The office will act as a regional hub for East African operations. It will be staffed initially by a team of 12, with Kenyan nationals making up 70 per cent of the team.
The Nairobi office will co-ordinate with Grayling’s consultancy teams in Abu Dhabi, Doha, Dubai, Istanbul and Muscat. Loretta Ahmed, Grayling’s chief executive for the Middle East and Africa, will oversee the operation.
The expansion into East Africa comes as clients are increasingly focusing on the region for business, according to Paul Taaffe, chief executive of Grayling's parent group Huntsworth.
"Leading global businesses in infrastructure, financial services, telecoms, travel and hospitality are extending their reach into the continent and require agile, local communications teams who operate to international standards," he said.

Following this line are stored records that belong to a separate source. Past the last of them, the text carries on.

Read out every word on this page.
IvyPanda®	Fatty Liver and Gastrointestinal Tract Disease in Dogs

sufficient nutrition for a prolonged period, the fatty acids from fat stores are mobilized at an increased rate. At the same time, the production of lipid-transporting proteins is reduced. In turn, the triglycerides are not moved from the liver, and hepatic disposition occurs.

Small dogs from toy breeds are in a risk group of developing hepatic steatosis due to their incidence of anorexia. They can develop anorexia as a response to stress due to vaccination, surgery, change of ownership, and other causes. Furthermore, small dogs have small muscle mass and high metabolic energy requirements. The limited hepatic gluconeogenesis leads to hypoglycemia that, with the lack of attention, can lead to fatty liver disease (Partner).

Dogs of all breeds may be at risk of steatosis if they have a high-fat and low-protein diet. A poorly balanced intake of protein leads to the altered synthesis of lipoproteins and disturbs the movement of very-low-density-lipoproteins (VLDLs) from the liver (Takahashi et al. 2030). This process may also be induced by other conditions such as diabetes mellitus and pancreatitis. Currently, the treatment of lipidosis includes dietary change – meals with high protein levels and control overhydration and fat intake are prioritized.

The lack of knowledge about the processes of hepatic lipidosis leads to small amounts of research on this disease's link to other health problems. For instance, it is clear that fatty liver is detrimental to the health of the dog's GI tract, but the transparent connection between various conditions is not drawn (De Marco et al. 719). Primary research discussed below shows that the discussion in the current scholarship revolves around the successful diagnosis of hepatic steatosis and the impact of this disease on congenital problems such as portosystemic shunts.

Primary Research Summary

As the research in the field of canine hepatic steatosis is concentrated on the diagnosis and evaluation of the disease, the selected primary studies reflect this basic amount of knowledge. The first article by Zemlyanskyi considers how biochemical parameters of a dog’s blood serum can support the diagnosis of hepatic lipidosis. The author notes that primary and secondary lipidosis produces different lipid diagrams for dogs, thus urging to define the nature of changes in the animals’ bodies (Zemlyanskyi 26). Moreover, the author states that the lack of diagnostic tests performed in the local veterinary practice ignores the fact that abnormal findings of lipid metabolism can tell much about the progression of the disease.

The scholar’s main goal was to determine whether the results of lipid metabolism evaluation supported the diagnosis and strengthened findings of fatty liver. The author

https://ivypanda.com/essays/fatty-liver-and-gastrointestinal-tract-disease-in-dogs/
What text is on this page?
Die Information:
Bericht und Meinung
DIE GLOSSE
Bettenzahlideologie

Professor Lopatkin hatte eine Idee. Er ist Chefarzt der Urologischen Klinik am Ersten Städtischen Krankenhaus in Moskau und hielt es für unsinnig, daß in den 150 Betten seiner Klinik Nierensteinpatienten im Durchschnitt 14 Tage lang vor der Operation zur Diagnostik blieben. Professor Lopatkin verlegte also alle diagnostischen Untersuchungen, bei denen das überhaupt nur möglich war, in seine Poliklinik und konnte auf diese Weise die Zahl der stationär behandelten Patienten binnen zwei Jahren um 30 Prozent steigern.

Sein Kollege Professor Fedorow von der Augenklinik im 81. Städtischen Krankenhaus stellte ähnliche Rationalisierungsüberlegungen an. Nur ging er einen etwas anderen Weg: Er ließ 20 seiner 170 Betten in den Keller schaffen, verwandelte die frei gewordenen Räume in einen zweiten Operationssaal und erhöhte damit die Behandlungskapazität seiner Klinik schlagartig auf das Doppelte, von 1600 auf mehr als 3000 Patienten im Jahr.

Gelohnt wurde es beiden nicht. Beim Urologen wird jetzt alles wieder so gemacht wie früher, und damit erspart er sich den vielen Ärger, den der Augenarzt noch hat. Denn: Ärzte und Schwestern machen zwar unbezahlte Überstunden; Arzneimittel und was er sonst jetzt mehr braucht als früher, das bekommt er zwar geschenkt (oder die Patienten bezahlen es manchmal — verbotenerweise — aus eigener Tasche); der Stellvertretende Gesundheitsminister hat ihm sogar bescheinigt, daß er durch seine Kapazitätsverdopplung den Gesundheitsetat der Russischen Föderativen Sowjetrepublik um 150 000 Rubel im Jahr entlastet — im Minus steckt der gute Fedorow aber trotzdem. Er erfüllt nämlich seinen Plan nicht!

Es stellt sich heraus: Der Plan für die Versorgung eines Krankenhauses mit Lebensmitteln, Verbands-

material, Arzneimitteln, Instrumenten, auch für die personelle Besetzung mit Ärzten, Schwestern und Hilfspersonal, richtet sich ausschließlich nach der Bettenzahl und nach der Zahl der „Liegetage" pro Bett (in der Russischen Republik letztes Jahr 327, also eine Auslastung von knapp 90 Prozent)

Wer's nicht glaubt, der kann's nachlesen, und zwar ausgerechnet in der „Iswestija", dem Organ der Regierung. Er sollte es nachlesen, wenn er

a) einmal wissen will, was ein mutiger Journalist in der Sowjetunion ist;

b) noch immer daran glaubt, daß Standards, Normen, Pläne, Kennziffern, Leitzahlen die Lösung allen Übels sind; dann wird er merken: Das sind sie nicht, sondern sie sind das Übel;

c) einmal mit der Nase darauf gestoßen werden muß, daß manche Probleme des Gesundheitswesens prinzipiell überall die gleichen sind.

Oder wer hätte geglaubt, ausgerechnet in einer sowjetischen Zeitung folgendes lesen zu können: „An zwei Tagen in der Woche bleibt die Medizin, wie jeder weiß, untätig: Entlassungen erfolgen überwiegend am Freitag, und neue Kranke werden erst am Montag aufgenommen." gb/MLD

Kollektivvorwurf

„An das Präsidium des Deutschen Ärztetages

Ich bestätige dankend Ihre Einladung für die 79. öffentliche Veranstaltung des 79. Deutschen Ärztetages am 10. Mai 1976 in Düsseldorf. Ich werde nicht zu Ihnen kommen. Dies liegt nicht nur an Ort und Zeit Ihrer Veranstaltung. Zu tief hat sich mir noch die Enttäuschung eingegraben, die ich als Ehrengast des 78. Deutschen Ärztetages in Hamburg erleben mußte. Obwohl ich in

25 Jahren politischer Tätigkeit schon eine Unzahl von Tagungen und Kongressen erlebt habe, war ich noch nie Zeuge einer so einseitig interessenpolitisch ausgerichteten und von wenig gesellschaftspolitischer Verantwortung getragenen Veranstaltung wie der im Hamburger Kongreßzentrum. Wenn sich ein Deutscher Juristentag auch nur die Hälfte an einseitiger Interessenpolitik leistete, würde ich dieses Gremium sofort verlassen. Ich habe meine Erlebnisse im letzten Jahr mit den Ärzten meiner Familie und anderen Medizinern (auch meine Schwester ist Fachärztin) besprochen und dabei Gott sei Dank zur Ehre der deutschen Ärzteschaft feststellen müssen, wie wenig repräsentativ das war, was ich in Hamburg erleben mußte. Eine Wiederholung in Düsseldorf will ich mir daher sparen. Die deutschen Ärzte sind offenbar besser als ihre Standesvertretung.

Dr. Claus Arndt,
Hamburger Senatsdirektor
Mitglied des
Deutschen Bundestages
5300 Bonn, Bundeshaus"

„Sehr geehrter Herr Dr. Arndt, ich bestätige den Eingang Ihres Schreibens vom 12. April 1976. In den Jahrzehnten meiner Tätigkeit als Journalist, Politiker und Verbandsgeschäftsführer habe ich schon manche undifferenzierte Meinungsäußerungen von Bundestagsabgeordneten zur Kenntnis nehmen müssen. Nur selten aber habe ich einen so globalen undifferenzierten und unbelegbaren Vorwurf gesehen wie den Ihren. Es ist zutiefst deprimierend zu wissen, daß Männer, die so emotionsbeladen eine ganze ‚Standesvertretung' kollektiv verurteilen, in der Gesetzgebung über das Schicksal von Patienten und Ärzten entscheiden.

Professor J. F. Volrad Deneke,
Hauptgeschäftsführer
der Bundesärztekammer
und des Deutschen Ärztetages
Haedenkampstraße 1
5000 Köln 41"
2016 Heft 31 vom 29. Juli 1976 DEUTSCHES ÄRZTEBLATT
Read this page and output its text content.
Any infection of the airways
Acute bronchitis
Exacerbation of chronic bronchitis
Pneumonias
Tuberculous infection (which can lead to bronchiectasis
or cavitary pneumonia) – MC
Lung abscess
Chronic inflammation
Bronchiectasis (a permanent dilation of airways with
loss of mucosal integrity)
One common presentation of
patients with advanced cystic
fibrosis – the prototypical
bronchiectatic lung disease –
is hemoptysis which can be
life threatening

"With a highly talented, Nairobi-based team and the experience of its global network, Grayling will be an important partner for local and international businesses throughout East Africa."
Grayling was appointed by the Kenyan Ministry of East African Affairs, Commerce and Tourism to help with "recovery and revival" and bring "inward investment" to the nation.
The country has been plagued by large-scale terrorist attacks by Al-Shabaab in recent times. The latest took place at Garissa University on 2 April, where 148 people were killed.
The UK Foreign Office currently advises against all but essential travel to a large portion of eastern Kenya.